COMMUNITY
NEWS
JOANNE INGRAM ~ Cronkite News Service~
11/23/2011
More than half of Arizonans support switching from partisan primaries
to a nonpartisan ballot that would send the highest-polling candidates
on to the general election regardless of party affiliation, according
to a poll released Monday by a public policy research group.
Bruce Merrill, poll director and senior research fellow at Arizona
State University’s Morrison Institute for Public Policy, said the
results show that Arizonans are ready for a change.
“It’s an attempt really to get away from the overrepresentation of
ideologues in the Legislature,” Merrill said in a phone interview.
The poll found that 58 percent of Arizonans favor such a system, while
33 percent oppose it and 9 percent are uncertain.
Under Arizona’s current system, Democrats and Republicans vote in
their own party’s primary and independent voters must choose a party’s
ballot if they want to participate.
Merrill said that because few Arizonans vote in primaries the most
extreme candidates from either side often move forward to the general
election.
“What people don’t realize is the majority of all of the electoral
outcomes are determined in primary elections,” he said.
The poll of 600 Arizonans was conducted last month. Fifty-nine percent
of those surveyed live in Maricopa County, 17 percent in Pima County
and 24 percent in other counties. The sampling error is plus or minus
4 percentage points.
A group calling itself the Open Government Committee wants Arizonans
to decide whether to switch to what often is referred to as an open
primary, meaning the top two vote-getters would move forward in a
runoff election if neither receive the majority vote.

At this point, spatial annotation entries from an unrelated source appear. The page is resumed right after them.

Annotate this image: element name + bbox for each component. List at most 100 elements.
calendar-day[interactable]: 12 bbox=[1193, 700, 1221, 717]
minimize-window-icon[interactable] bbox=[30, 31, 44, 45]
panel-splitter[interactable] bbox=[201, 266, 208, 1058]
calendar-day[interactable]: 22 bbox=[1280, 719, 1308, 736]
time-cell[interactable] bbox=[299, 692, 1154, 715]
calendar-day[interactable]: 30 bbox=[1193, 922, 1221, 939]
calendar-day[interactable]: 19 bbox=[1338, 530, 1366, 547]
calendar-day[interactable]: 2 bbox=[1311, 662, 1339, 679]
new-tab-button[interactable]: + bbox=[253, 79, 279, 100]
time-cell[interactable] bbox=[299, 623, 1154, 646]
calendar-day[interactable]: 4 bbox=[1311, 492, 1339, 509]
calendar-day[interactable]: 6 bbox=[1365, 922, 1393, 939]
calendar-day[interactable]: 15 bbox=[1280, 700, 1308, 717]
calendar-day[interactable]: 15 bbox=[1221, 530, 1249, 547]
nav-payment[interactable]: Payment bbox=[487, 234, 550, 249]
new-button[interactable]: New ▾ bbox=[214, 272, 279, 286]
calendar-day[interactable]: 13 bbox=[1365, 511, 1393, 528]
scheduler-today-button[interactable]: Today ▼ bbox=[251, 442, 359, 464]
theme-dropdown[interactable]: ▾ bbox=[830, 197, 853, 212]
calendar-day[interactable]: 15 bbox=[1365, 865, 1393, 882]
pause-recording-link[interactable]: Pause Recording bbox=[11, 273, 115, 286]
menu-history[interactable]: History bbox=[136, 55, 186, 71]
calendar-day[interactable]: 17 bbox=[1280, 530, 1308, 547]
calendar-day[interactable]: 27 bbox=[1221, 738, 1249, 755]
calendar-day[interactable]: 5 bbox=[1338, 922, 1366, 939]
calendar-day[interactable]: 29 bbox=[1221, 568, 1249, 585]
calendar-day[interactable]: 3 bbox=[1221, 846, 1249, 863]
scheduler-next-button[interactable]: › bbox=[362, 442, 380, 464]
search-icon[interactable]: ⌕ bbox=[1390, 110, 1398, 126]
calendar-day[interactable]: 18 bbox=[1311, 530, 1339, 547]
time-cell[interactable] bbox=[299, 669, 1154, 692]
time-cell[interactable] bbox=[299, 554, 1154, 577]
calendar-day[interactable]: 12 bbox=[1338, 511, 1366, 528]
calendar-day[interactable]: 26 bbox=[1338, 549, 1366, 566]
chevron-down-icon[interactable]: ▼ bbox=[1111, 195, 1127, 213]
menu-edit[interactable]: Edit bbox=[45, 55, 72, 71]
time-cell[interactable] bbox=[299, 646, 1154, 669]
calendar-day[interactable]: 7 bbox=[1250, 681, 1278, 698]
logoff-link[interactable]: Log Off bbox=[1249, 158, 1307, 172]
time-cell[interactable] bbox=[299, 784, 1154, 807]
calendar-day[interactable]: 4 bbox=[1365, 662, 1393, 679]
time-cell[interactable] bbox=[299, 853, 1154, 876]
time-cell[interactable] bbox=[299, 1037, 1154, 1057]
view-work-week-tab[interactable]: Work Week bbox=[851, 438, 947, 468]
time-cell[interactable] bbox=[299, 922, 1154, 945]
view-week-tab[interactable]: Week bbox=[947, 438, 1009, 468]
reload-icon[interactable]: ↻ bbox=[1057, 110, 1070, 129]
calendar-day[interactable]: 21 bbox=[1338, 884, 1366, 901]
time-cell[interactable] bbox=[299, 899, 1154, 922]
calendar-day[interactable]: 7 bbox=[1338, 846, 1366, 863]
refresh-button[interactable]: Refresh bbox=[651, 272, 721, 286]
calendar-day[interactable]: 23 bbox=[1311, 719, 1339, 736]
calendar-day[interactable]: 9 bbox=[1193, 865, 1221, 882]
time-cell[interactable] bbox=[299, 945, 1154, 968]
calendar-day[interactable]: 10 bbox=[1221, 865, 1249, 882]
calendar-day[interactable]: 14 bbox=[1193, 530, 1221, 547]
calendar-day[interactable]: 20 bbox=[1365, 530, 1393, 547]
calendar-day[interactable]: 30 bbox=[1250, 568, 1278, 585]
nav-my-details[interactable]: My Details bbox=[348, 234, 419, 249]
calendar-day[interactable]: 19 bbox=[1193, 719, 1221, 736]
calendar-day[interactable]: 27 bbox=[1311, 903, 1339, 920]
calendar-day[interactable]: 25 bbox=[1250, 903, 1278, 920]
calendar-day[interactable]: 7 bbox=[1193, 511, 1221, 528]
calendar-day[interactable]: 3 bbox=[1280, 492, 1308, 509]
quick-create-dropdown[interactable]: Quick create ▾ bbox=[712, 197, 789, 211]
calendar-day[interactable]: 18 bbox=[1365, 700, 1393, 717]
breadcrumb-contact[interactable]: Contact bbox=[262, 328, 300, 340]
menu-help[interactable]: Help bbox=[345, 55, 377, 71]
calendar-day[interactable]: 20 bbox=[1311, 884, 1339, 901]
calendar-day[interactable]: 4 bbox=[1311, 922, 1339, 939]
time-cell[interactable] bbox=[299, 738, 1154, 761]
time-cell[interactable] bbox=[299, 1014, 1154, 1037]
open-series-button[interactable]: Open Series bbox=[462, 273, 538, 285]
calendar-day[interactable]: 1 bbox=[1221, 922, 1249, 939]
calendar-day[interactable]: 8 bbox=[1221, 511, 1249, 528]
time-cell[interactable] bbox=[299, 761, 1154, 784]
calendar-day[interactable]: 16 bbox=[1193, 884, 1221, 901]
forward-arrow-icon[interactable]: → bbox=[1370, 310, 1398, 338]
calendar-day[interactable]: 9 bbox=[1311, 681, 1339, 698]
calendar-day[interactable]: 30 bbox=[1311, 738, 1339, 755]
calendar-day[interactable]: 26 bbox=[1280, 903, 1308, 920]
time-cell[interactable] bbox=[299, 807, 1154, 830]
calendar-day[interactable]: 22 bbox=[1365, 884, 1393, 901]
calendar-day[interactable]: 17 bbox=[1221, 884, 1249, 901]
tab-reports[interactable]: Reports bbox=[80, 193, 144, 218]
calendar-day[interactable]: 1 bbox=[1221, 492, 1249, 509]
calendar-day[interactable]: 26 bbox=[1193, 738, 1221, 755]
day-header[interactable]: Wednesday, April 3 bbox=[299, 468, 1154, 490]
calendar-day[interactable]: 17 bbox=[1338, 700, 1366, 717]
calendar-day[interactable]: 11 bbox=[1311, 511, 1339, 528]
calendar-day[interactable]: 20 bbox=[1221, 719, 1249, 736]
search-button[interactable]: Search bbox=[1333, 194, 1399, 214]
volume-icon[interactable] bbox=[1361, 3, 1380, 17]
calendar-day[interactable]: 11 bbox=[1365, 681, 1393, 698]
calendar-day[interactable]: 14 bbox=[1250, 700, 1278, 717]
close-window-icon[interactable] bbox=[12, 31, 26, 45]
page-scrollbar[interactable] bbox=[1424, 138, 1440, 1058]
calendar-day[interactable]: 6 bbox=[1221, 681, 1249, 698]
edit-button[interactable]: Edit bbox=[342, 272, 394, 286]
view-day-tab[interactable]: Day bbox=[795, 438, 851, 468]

Paul Johnson, former Phoenix mayor and the group’s chairman, said
this poll mirrors feedback he’s heard consistently on changing the
system.
“I’m pleased to see Bruce Merrill’s poll confirm what we already know,”
he said in a phone interview.
Johnson’s group recently filed an initiative called the Open Elections/Open
Government Act. It needs 259,213 signatures by July 5 to make the
November 2012 ballot.
Similar systems have been in place in Louisiana since 1975 and in
Washington state since 2008, and California voters approved an open
primary measure in 2010.
Jennifer Johnson, a spokeswoman for the Arizona Democratic Party,
said the party doesn’t take an official position on open primaries,
adding that whether such a system would work in Arizona “remains to
be seen.”
A message left with the Arizona Republican Party wasn’t returned by
late Monday afternoon.
Other findings:
• Women were more supportive of a nonpartisan primary than men, with
64 percent saying they would stand behind the system, compared with
49 percent of men.
• Among Republicans, 58 percent supported nonpartisan primaries, 37
percent were opposed and 5 percent weren’t sure.
• Among Democrats, 52 percent favored the idea, 36 percent opposed
it and 12 percent weren’t sure.
• Among independent voters, 67 percent favored the idea, 27 percent
opposed it and 6 percent weren’t sure.